Dialogue national : quelle est la contribution des religions ?

Dialogue national : quelle est la contribution des religions ?

Une table ronde a eu lieu ce vendredi (07.11) à Maputo avec le Mouvement Mozambique Premier, à caractère religieux, pour présenter la COTE (Commission Technique pour le Dialogue National et Inclusif) et demander l’implication du groupe.

Le mouvement, qui vise à promouvoir une culture de paix, a déclaré : « Nous sommes interpellés parce que les valeurs morales ont tendance à se dégrader (…), mais nous avons l’espoir (de changer cela) ».

Les religieux rappellent qu’« il n’y a pas de conflit sans solution » et affirment qu’ils comptent sur l’écoute et la réflexion pour surmonter les désaccords.

COTE surgit dans le contexte de la crise postélectorale sans précédent et violente au Mozambique, déclenchée par la fraude électorale qui a garanti la victoire du FRELIMO, le parti au pouvoir depuis 50 ans.

Edson Macuácua, président de COTE et membre senior du FRELIMO, a considéré la rencontre avec le Mouvement Mozambique Premier comme un « moment exaltant » qui permettra aux religieux de mieux comprendre le dialogue inclusif et la manière dont ils peuvent s’y intégrer et y participer.

L’attente de COTE « n’est pas seulement que le Mouvement Mozambique Premier participe au dialogue, c’est plus que cela. Ce que nous espérons, c’est que le Mouvement s’approprie le Dialogue National Inclusif », a déclaré Macuácua.

Concernant le dialogue, le président de COTE souligne : « Ce dialogue en soi n’est pas le point final. L’idée est que nous ne nous réunissons pas seulement pour parler, le dialogue est un moyen, un chemin. Ce qui est prévu, c’est la réconciliation de la famille mozambicaine. C’est le renforcement de la cohésion de la famille mozambicaine, c’est le renforcement de la paix au Mozambique ».

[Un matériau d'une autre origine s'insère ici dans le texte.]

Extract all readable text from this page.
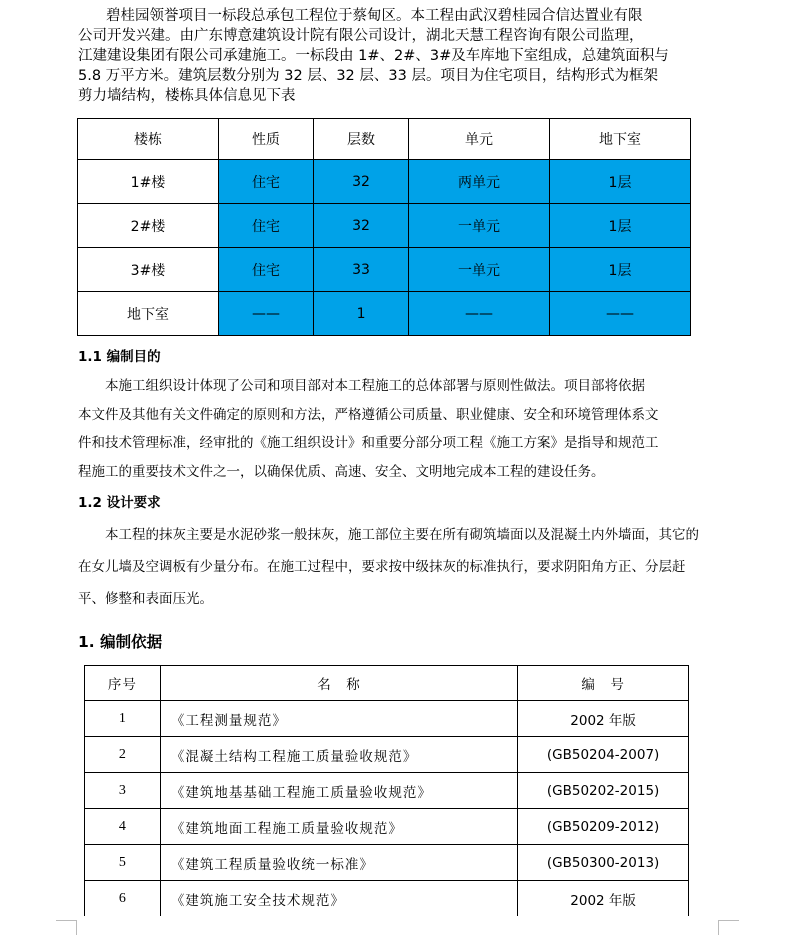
碧桂园领誉项目一标段总承包工程位于蔡甸区。本工程由武汉碧桂园合信达置业有限

公司开发兴建。由广东博意建筑设计院有限公司设计，湖北天慧工程咨询有限公司监理，

江建建设集团有限公司承建施工。一标段由 1#、2#、3#及车库地下室组成，总建筑面积与

5.8 万平方米。建筑层数分别为 32 层、32 层、33 层。项目为住宅项目，结构形式为框架

剪力墙结构，楼栋具体信息见下表

楼栋	性质	层数	单元	地下室
1#楼	住宅	32	两单元	1层
2#楼	住宅	32	一单元	1层
3#楼	住宅	33	一单元	1层
地下室	——	1	——	——
1.1 编制目的
本施工组织设计体现了公司和项目部对本工程施工的总体部署与原则性做法。项目部将依据
本文件及其他有关文件确定的原则和方法，严格遵循公司质量、职业健康、安全和环境管理体系文
件和技术管理标准，经审批的《施工组织设计》和重要分部分项工程《施工方案》是指导和规范工
程施工的重要技术文件之一，以确保优质、高速、安全、文明地完成本工程的建设任务。
1.2 设计要求
本工程的抹灰主要是水泥砂浆一般抹灰，施工部位主要在所有砌筑墙面以及混凝土内外墙面，其它的
在女儿墙及空调板有少量分布。在施工过程中，要求按中级抹灰的标准执行，要求阴阳角方正、分层赶
平、修整和表面压光。
1. 编制依据
序号	名　称	编　号
1	《工程测量规范》	2002 年版
2	《混凝土结构工程施工质量验收规范》	(GB50204-2007)
3	《建筑地基基础工程施工质量验收规范》	(GB50202-2015)
4	《建筑地面工程施工质量验收规范》	(GB50209-2012)
5	《建筑工程质量验收统一标准》	(GB50300-2013)
6	《建筑施工安全技术规范》	2002 年版
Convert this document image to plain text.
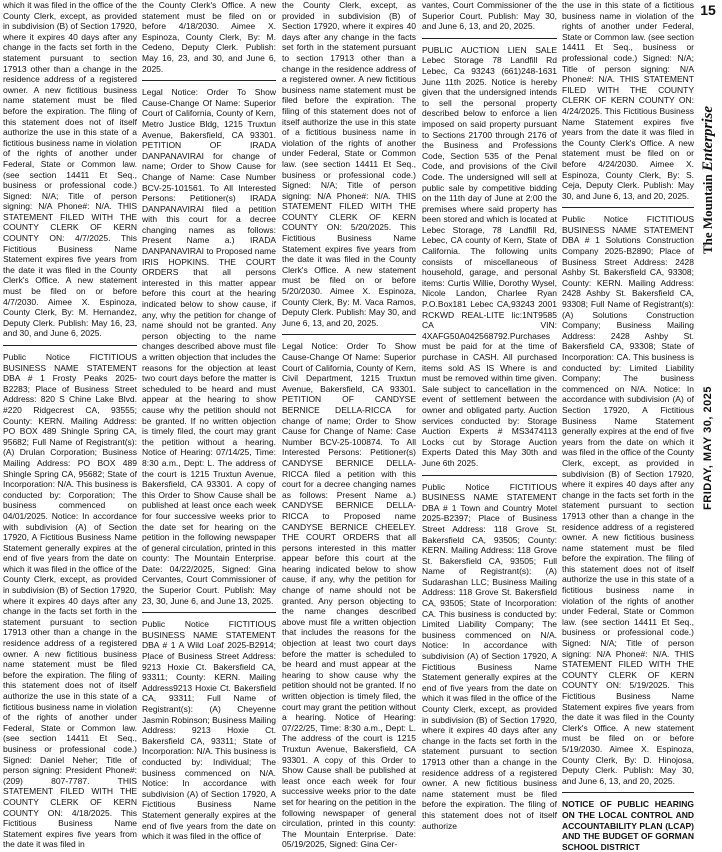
which it was filed in the office of the County Clerk, except, as provided in subdivision (B) of Section 17920, where it expires 40 days after any change in the facts set forth in the statement pursuant to section 17913 other than a change in the residence address of a registered owner. A new fictitious business name statement must be filed before the expiration. The filing of this statement does not of itself authorize the use in this state of a fictitious business name in violation of the rights of another under Federal, State or Common law. (see section 14411 Et Seq., business or professional code.) Signed: N/A; Title of person signing: N/A Phone#: N/A. THIS STATEMENT FILED WITH THE COUNTY CLERK OF KERN COUNTY ON: 4/7/2025. This Fictitious Business Name Statement expires five years from the date it was filed in the County Clerk's Office. A new statement must be filed on or before 4/7/2030. Aimee X. Espinoza, County Clerk, By: M. Hernandez, Deputy Clerk. Publish: May 16, 23, and 30, and June 6, 2025.
Public Notice FICTITIOUS BUSINESS NAME STATEMENT DBA # 1 Frosty Peaks 2025-B2283; Place of Business Street Address: 820 S Chine Lake Blvd. #220 Ridgecrest CA, 93555; County: KERN. Mailing Address: PO BOX 489 Shingle Spring CA, 95682; Full Name of Registrant(s): (A) Drulan Corporation; Business Mailing Address: PO BOX 489 Shingle Spring CA, 95682; State of Incorporation: N/A. This business is conducted by: Corporation; The business commenced on 04/01/2025. Notice: In accordance with subdivision (A) of Section 17920, A Fictitious Business Name Statement generally expires at the end of five years from the date on which it was filed in the office of the County Clerk, except, as provided in subdivision (B) of Section 17920, where it expires 40 days after any change in the facts set forth in the statement pursuant to section 17913 other than a change in the residence address of a registered owner. A new fictitious business name statement must be filed before the expiration. The filing of this statement does not of itself authorize the use in this state of a fictitious business name in violation of the rights of another under Federal, State or Common law. (see section 14411 Et Seq., business or professional code.) Signed: Daniel Neher; Title of person signing: President Phone#: (209) 807-7787. THIS STATEMENT FILED WITH THE COUNTY CLERK OF KERN COUNTY ON: 4/18/2025. This Fictitious Business Name Statement expires five years from the date it was filed in
the County Clerk's Office. A new statement must be filed on or before 4/18/2030. Aimee X. Espinoza, County Clerk, By: M. Cedeno, Deputy Clerk. Publish: May 16, 23, and 30, and June 6, 2025.
Legal Notice: Order To Show Cause-Change Of Name: Superior Court of California, County of Kern, Metro Justice Bldg, 1215 Truxtun Avenue, Bakersfield, CA 93301. PETITION OF IRADA DANPANAVIRAI for change of name; Order to Show Cause for Change of Name: Case Number BCV-25-101561. To All Interested Persons: Petitioner(s) IRADA DANPANAVIRAI filed a petition with this court for a decree changing names as follows: Present Name a.) IRADA DANPANAVIRAI to Proposed name IRIS HOPKINS. THE COURT ORDERS that all persons interested in this matter appear before this court at the hearing indicated below to show cause, if any, why the petition for change of name should not be granted. Any person objecting to the name changes described above must file a written objection that includes the reasons for the objection at least two court days before the matter is scheduled to be heard and must appear at the hearing to show cause why the petition should not be granted. If no written objection is timely filed, the court may grant the petition without a hearing. Notice of Hearing: 07/14/25, Time: 8:30 a.m., Dept: L. The address of the court is 1215 Truxtun Avenue, Bakersfield, CA 93301. A copy of this Order to Show Cause shall be published at least once each week for four successive weeks prior to the date set for hearing on the petition in the following newspaper of general circulation, printed in this county: The Mountain Enterprise. Date: 04/22/2025, Signed: Gina Cervantes, Court Commissioner of the Superior Court. Publish: May 23, 30, June 6, and June 13, 2025.
Public Notice FICTITIOUS BUSINESS NAME STATEMENT DBA # 1 A Wild Loaf 2025-B2914; Place of Business Street Address: 9213 Hoxie Ct. Bakersfield CA, 93311; County: KERN. Mailing Address9213 Hoxie Ct. Bakersfield CA, 93311; Full Name of Registrant(s): (A) Cheyenne Jasmin Robinson; Business Mailing Address: 9213 Hoxie Ct. Bakersfield CA, 93311; State of Incorporation: N/A. This business is conducted by: Individual; The business commenced on N/A. Notice: In accordance with subdivision (A) of Section 17920, A Fictitious Business Name Statement generally expires at the end of five years from the date on which it was filed in the office of
the County Clerk, except, as provided in subdivision (B) of Section 17920, where it expires 40 days after any change in the facts set forth in the statement pursuant to section 17913 other than a change in the residence address of a registered owner. A new fictitious business name statement must be filed before the expiration. The filing of this statement does not of itself authorize the use in this state of a fictitious business name in violation of the rights of another under Federal, State or Common law. (see section 14411 Et Seq., business or professional code.) Signed: N/A; Title of person signing: N/A Phone#: N/A. THIS STATEMENT FILED WITH THE COUNTY CLERK OF KERN COUNTY ON: 5/20/2025. This Fictitious Business Name Statement expires five years from the date it was filed in the County Clerk's Office. A new statement must be filed on or before 5/20/2030. Aimee X. Espinoza, County Clerk, By: M. Vaca Ramos, Deputy Clerk. Publish: May 30, and June 6, 13, and 20, 2025.
Legal Notice: Order To Show Cause-Change Of Name: Superior Court of California, County of Kern, Civil Department, 1215 Truxtun Avenue, Bakersfield, CA 93301. PETITION OF CANDYSE BERNICE DELLA-RICCA for change of name; Order to Show Cause for Change of Name: Case Number BCV-25-100874. To All Interested Persons: Petitioner(s) CANDYSE BERNICE DELLA-RICCA filed a petition with this court for a decree changing names as follows: Present Name a.) CANDYSE BERNICE DELLA-RICCA to Proposed name CANDYSE BERNICE CHEELEY. THE COURT ORDERS that all persons interested in this matter appear before this court at the hearing indicated below to show cause, if any, why the petition for change of name should not be granted. Any person objecting to the name changes described above must file a written objection that includes the reasons for the objection at least two court days before the matter is scheduled to be heard and must appear at the hearing to show cause why the petition should not be granted. If no written objection is timely filed, the court may grant the petition without a hearing. Notice of Hearing: 07/22/25, Time: 8:30 a.m., Dept: L. The address of the court is 1215 Truxtun Avenue, Bakersfield, CA 93301. A copy of this Order to Show Cause shall be published at least once each week for four successive weeks prior to the date set for hearing on the petition in the following newspaper of general circulation, printed in this county: The Mountain Enterprise. Date: 05/19/2025, Signed: Gina Cer-
vantes, Court Commissioner of the Superior Court. Publish: May 30, and June 6, 13, and 20, 2025.
PUBLIC AUCTION LIEN SALE Lebec Storage 78 Landfill Rd Lebec, Ca 93243 (661)248-1631 June 11th 2025. Notice is hereby given that the undersigned intends to sell the personal property described below to enforce a lien imposed on said property pursuant to Sections 21700 through 2176 of the Business and Professions Code, Section 535 of the Penal Code, and provisions of the Civil Code. The undersigned will sell at public sale by competitive bidding on the 11th day of June at 2:00 the premises where said property has been stored and which is located at Lebec Storage, 78 Landfill Rd, Lebec, CA county of Kern, State of California. The following units consists of miscellaneous of household, garage, and personal items: Curtis Willie, Dorothy Wysel, Nicole Landon, Charlee Ryan P.O.Box181 Lebec CA,93243 2001 RCKWD REAL-LITE lic:1NT9585 CA VIN: 4XAFG50A042568792.Purchases must be paid for at the time of purchase in CASH. All purchased items sold AS IS Where is and must be removed within time given. Sale subject to cancellation in the event of settlement between the owner and obligated party. Auction services conducted by: Storage Auction Experts # MS3474113 Locks cut by Storage Auction Experts Dated this May 30th and June 6th 2025.
Public Notice FICTITIOUS BUSINESS NAME STATEMENT DBA # 1 Town and Country Motel 2025-B2397; Place of Business Street Address: 118 Grove St. Bakersfield CA, 93505; County: KERN. Mailing Address: 118 Grove St. Bakersfield CA, 93505; Full Name of Registrant(s): (A) Sudarashan LLC; Business Mailing Address: 118 Grove St. Bakersfield CA, 93505; State of Incorporation: CA. This business is conducted by: Limited Liability Company; The business commenced on N/A. Notice: In accordance with subdivision (A) of Section 17920, A Fictitious Business Name Statement generally expires at the end of five years from the date on which it was filed in the office of the County Clerk, except, as provided in subdivision (B) of Section 17920, where it expires 40 days after any change in the facts set forth in the statement pursuant to section 17913 other than a change in the residence address of a registered owner. A new fictitious business name statement must be filed before the expiration. The filing of this statement does not of itself authorize
the use in this state of a fictitious business name in violation of the rights of another under Federal, State or Common law. (see section 14411 Et Seq., business or professional code.) Signed: N/A; Title of person signing: N/A Phone#: N/A. THIS STATEMENT FILED WITH THE COUNTY CLERK OF KERN COUNTY ON: 4/24/2025. This Fictitious Business Name Statement expires five years from the date it was filed in the County Clerk's Office. A new statement must be filed on or before 4/24/2030. Aimee X. Espinoza, County Clerk, By: S. Ceja, Deputy Clerk. Publish: May 30, and June 6, 13, and 20, 2025.
Public Notice FICTITIOUS BUSINESS NAME STATEMENT DBA # 1 Solutions Construction Company 2025-B2890; Place of Business Street Address: 2428 Ashby St. Bakersfield CA, 93308; County: KERN. Mailing Address: 2428 Ashby St. Bakersfield CA, 93308; Full Name of Registrant(s): (A) Solutions Construction Company; Business Mailing Address: 2428 Ashby St. Bakersfield CA, 93308; State of Incorporation: CA. This business is conducted by: Limited Liability Company; The business commenced on N/A. Notice: In accordance with subdivision (A) of Section 17920, A Fictitious Business Name Statement generally expires at the end of five years from the date on which it was filed in the office of the County Clerk, except, as provided in subdivision (B) of Section 17920, where it expires 40 days after any change in the facts set forth in the statement pursuant to section 17913 other than a change in the residence address of a registered owner. A new fictitious business name statement must be filed before the expiration. The filing of this statement does not of itself authorize the use in this state of a fictitious business name in violation of the rights of another under Federal, State or Common law. (see section 14411 Et Seq., business or professional code.) Signed: N/A; Title of person signing: N/A Phone#: N/A. THIS STATEMENT FILED WITH THE COUNTY CLERK OF KERN COUNTY ON: 5/19/2025. This Fictitious Business Name Statement expires five years from the date it was filed in the County Clerk's Office. A new statement must be filed on or before 5/19/2030. Aimee X. Espinoza, County Clerk, By: D. Hinojosa, Deputy Clerk. Publish: May 30, and June 6, 13, and 20, 2025.
NOTICE OF PUBLIC HEARING ON THE LOCAL CONTROL AND ACCOUNTABILITY PLAN (LCAP) AND THE BUDGET OF GORMAN SCHOOL DISTRICT
15
The Mountain Enterprise
FRIDAY, MAY 30, 2025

Inclusion de tous les Mozambicains ?

Le président de COTE parle également de sauver les valeurs culturelles, familiales et éthiques et pour cela il compte également sur le Mouvement, qu’il considère comme un partenaire stratégique : « C’est un espace et un moment souverains dans lesquels nous avons tous la possibilité de participer et de contribuer à notre société ».

COTE « a un format invasif, différent de tous les processus qu’a connu le Mozambique au cours de ces 50 années d’indépendance. Les précédents avaient seulement deux acteurs, le gouvernement et la RENAMO, personne d’autre n’y a participé », rappelle-t-il.

Macuácua rappelle également que les autres secteurs participaient seulement dans les couloirs, mais qu’à la table des négociations il n’y avait que deux acteurs, aujourd’hui « c’est une table où tout le monde est appelé ».

L’homme politique souligne également l’absence d’exclusion ou de discrimination dans le nouveau modèle de dialogue et souligne que « pour la première fois dans ce dialogue, une plateforme technique de débat a été créée et la société civile est également représentée ».

Dans ce dialogue national et inclusif, le débat est classé en dix groupes, selon Macuácua : questions de Constitution de la République, système électoral, questions fiscales, économie, ressources naturelles, défense et sécurité, sécurité intérieure, administration et impartialité de l’État, questions électorales et unité nationale et réconciliation nationale.

Le président de COTE espère que « personne ne perdra plus jamais la vie à cause des élections » et demande : « Que devons-nous changer ? » Macuácua aimerait, par exemple, que « ceux qui perdent les élections reconnaissent bientôt leur défaite ». Je souhaite également que « la justice soit assurée » et que « le respect des corps soit assuré ».

Bien que COTE insiste sur le facteur d’inclusion, l’acteur clé de la paix et de la réconciliation n’a pas été invité à participer. Venâncio Mondlane, homme politique et ancien candidat à la présidentielle et mentor des protestations, a même demandé son inclusion, mais le président du pays, Daniel Chapo, a préféré l’ignorer.

Le processus est financé par l’Union européenne.